Porsche Panamera Turbo S E-Hybrid 971 vs Jaguar F-TYPE R P575 : which one is faster?
0-100 km/h, 400 m, 1000 m, top speed — physics simulation calibrated on 7 measures.
Simulation de performance
Race simulation at real speed
CONFIDENCE 95%Calibrated physics simulation: SCx via VMax, power curves, Crr via WLTP, drivetrain losses. Manufacturer 0-100 is the calibration target. Confidence 95 %.
Panamera Turbo S E-Hybrid vs F-TYPE R P575: chronicle of a drag race at 310 km/h
The launch: 0 to 100 km/h
Off the line, the Panamera Turbo S E-Hybrid hits 100 km/h in 3.37 s versus 3.74 s for the F-TYPE R P575. At this point, the Panamera Turbo S E-Hybrid leads by 0.37 s and sits roughly 7 m ahead.
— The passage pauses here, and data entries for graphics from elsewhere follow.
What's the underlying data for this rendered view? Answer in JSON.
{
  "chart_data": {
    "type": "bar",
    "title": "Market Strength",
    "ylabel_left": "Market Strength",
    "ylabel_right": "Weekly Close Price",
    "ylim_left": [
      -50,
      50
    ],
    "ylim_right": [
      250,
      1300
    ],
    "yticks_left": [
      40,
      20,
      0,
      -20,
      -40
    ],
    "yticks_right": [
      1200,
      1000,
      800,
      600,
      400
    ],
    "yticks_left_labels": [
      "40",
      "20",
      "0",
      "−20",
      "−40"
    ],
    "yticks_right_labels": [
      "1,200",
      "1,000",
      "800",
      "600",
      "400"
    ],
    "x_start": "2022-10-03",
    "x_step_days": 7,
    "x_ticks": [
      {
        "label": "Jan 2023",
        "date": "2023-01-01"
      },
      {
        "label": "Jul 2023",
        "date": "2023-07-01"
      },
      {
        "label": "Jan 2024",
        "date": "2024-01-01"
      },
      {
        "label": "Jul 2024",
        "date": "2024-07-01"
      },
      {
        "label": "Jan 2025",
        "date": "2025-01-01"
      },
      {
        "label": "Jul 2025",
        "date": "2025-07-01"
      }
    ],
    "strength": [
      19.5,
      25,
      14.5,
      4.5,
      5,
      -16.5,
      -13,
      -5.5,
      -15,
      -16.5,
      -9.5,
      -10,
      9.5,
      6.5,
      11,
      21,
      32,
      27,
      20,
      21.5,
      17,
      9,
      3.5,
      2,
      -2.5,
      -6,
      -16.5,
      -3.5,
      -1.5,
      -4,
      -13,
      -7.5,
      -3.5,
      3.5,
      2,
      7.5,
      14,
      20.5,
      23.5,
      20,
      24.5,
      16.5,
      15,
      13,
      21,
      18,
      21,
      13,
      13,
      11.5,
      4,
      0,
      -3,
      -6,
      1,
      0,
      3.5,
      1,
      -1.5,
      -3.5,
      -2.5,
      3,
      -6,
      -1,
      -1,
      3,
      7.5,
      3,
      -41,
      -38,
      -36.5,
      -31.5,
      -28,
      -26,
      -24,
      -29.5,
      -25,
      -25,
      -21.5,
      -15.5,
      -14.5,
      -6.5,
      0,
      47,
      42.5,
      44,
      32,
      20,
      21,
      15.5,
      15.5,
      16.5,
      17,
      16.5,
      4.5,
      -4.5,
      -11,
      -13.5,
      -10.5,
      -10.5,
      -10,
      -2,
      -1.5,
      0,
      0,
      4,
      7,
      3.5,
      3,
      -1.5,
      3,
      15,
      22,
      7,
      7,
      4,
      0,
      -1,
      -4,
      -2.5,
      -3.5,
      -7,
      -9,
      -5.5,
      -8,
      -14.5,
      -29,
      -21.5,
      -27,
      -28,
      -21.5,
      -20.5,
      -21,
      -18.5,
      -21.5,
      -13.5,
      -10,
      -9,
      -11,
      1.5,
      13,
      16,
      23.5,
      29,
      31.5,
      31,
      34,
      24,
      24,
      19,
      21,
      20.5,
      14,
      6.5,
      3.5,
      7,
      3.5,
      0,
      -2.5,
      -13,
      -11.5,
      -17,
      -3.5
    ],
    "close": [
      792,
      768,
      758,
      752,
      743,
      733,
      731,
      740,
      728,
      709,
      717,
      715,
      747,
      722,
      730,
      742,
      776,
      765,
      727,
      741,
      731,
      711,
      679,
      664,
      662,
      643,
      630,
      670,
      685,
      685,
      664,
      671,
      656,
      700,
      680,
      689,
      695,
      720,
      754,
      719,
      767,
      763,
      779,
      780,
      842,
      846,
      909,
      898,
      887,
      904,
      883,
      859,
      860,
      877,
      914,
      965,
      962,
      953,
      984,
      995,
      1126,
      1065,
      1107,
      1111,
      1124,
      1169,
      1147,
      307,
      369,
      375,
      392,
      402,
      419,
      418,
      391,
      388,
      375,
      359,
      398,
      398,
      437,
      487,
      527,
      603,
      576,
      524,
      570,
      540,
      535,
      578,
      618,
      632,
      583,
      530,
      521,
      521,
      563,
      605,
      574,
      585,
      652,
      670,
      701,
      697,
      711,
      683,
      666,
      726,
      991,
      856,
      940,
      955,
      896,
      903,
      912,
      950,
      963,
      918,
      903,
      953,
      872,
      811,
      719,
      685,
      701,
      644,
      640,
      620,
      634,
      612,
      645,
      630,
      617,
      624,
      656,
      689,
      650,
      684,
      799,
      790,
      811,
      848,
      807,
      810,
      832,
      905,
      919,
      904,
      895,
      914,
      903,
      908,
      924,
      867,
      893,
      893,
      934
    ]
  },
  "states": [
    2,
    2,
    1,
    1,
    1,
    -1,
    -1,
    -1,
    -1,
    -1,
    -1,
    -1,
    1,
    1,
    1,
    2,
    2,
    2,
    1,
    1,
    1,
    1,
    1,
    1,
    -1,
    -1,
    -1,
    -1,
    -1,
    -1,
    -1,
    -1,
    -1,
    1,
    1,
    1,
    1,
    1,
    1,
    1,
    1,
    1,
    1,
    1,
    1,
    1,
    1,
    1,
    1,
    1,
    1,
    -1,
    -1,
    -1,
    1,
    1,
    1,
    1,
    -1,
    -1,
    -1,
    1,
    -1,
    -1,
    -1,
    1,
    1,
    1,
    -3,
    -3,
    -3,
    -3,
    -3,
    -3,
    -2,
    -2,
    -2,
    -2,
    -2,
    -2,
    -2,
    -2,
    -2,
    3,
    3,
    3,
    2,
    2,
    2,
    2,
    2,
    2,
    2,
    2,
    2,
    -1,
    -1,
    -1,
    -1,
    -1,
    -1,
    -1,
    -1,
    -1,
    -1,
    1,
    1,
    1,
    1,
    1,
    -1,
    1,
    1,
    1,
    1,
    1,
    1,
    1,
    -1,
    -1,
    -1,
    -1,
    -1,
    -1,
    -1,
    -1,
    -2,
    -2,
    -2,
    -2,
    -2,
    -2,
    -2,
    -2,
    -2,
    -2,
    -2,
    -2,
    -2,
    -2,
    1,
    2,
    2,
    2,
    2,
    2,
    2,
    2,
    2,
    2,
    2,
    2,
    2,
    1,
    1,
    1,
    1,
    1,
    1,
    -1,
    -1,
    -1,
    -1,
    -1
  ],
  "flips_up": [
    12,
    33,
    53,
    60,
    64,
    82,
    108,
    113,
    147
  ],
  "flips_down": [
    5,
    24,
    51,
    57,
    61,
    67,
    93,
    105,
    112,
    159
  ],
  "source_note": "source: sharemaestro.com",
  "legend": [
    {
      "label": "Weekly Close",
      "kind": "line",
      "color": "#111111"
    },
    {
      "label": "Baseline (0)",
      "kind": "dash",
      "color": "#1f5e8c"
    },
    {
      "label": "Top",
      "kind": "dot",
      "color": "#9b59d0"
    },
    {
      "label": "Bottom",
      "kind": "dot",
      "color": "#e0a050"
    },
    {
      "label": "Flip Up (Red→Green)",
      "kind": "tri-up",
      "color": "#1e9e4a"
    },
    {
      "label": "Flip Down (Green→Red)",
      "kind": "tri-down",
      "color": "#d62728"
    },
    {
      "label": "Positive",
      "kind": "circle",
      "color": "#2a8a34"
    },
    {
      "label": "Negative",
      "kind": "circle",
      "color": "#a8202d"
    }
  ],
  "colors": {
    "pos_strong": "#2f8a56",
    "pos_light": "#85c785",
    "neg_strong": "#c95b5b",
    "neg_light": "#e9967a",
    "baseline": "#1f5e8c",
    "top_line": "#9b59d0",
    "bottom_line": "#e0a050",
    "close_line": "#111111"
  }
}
From 100 km/h to 400 metres
At 200 metres, the Panamera Turbo S E-Hybrid is doing 163 km/h against 165 km/h for the F-TYPE R P575. The gap is 0.26 s. The challenger starts to claw back ground.
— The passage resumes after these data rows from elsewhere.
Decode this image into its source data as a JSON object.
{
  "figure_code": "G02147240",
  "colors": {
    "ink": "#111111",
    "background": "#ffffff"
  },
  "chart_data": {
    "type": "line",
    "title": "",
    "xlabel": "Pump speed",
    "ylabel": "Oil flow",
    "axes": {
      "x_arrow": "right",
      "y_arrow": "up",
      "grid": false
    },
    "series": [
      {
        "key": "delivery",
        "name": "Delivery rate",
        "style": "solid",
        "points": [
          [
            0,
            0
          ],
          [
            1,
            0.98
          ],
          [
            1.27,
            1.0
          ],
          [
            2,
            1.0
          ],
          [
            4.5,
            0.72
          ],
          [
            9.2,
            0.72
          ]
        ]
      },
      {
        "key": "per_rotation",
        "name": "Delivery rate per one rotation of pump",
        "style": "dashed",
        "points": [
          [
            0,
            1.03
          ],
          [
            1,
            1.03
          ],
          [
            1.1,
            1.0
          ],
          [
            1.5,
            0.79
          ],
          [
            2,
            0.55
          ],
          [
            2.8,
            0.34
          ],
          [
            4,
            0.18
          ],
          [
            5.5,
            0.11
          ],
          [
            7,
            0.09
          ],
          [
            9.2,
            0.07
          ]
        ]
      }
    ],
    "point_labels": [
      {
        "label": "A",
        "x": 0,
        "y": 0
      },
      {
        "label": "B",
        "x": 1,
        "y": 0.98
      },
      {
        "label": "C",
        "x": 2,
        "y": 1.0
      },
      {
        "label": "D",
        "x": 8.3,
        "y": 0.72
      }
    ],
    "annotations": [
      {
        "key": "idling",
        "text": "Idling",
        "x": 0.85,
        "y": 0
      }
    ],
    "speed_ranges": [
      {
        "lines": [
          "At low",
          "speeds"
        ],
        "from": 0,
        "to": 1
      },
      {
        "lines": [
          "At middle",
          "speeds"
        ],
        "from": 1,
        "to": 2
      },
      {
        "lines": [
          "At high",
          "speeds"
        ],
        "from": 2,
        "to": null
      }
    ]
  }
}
At 400 metres standing start, the Panamera Turbo S E-Hybrid crosses the line in 11.31 s versus 11.52 s. The 0.21 s gap represents roughly 12 m of track — two to three car lengths.
Beyond 400 metres: top speed comes into play
Past 400 metres, the Panamera Turbo S E-Hybrid continues to build its lead. At 600 metres, it runs at 228 km/h versus 230 km/h. At 1,000 metres, the Panamera Turbo S E-Hybrid finishes in 20.50 s versus 20.70 s, with a 0.20 s lead. Both vehicles have similar top speeds (310 vs 300 km/h), preventing any comeback.
What the numbers don’t tell you
Both rivals are electronically governed, but not at the same level: the Panamera Turbo S E-Hybrid is capped at 310 km/h, the F-TYPE R P575 at 300 km/h. This isn’t a physical engine limit — it’s a manufacturer choice, usually for tyre safety or homologation reasons. Neither car reaches its true aerodynamic top speed.
With two combustion powertrains, the difference comes down to power-to-weight ratio (3.38 kg/hp vs 3.03 kg/hp) and transmission (Automatic vs Automatic).
In European road use (130 km/h max), both vehicles reach the legal speed limit in under 5.27 seconds. The 0.37 s difference in 0 to 100 km/h is mostly felt in motorway merging and overtaking.
Porsche Panamera Turbo S E-Hybrid is slightly faster than the Jaguar F-TYPE R P575 to 100 km/h. The edge holds on standing starts but may narrow at higher speeds depending on aerodynamic load.